I dream of storms rushing the shore and long
Grass flailing the gray. I dream of a zeppelin

Deflating with a hiss in snowy fields
As townspeople arrive with revolvers,

Breath building clouds as I snuggle in slush
Under the flattened air fortress, sniggering

At their mustaches. I dream. I am deranged
And crowned with glistening lawns, bulldozed under

With diamonds and salvaged glory of grain,
Composted into heaps of pulp, under

Crumbs and stubborn rubble, only to be
Unearthed like glitter and rain, married

To the world again in a lit cabinet
Of glances and coughs. I am afraid of being alone.

That is not so hard to say anymore.
I can admit that, even sober. I am beneath

Gardens. I am a difficult distance
Where birds quarrel and sunlight is dazzled

By the moon a million times every dusk.
I am partly drunk and I want to sing,

But I can’t get the first notes out, the bits
Of exquisite emptiness and quenching

That must voyage through from elsewhere to me.
Diana is already gone into the winter wind.

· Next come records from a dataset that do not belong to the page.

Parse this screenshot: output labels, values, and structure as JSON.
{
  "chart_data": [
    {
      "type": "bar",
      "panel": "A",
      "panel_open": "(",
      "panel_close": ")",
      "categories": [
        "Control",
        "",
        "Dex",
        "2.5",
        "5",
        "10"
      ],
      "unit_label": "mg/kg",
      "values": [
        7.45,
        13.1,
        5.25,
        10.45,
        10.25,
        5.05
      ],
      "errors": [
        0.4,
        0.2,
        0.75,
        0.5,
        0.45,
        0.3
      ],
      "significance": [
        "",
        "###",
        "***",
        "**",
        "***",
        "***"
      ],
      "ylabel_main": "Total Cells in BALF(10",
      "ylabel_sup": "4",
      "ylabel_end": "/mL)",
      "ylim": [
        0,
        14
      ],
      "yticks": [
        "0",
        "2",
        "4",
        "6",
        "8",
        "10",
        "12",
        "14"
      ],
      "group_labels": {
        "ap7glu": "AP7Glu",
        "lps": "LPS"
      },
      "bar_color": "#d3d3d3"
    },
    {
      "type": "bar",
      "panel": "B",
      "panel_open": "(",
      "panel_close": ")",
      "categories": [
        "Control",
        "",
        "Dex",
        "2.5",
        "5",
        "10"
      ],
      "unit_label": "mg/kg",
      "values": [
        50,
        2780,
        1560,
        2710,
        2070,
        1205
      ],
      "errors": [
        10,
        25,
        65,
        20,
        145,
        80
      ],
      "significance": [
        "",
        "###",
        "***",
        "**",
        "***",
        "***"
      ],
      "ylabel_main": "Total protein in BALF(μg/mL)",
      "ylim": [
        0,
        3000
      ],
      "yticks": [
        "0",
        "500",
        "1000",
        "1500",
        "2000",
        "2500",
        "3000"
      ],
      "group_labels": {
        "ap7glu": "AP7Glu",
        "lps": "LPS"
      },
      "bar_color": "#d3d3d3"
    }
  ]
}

Everything is becoming impossible,
A slagheap, rapid cloud, a clear piss on

A wrecked truck in October, stubble
And dirt that seem to glow. I am afraid.”

Exeunt

Roots are gummed with dirt; they know nothing of air
And obey another light. Return to

The street, astonished by inlets of
Shade that huddle from lamp to lamp—trolley

Cars clank and rumble over cobblestone—
And feel December wind coming in low,

Breathing into mirrors to trace other
Bodies in glare and loosening vapor,

Dissolve to reflection or fall like all
That will end, shining but nowhere in sight,

Harbored in salt only to erode like sand,
Entrance to dim outline—no grace merely

For living, no pardon for mere kindness
Or love, all desired and begun will not

Be concluded. Sift through the heaviness
Of day, gradual and ancient, to find:

A miniature door, with an strange handle,
In the corner of a room where you have

Lived all these years, grown older, grown drab, far
From a warm night once in June near a river.

Where does it lead? Why such a small door here,
Hidden all this time behind the bed where

Sleep was shorn off to needlelike
Dawn and too many nights were also lost?

That tiny door, all these years and always
There, and your throat itches now, open it.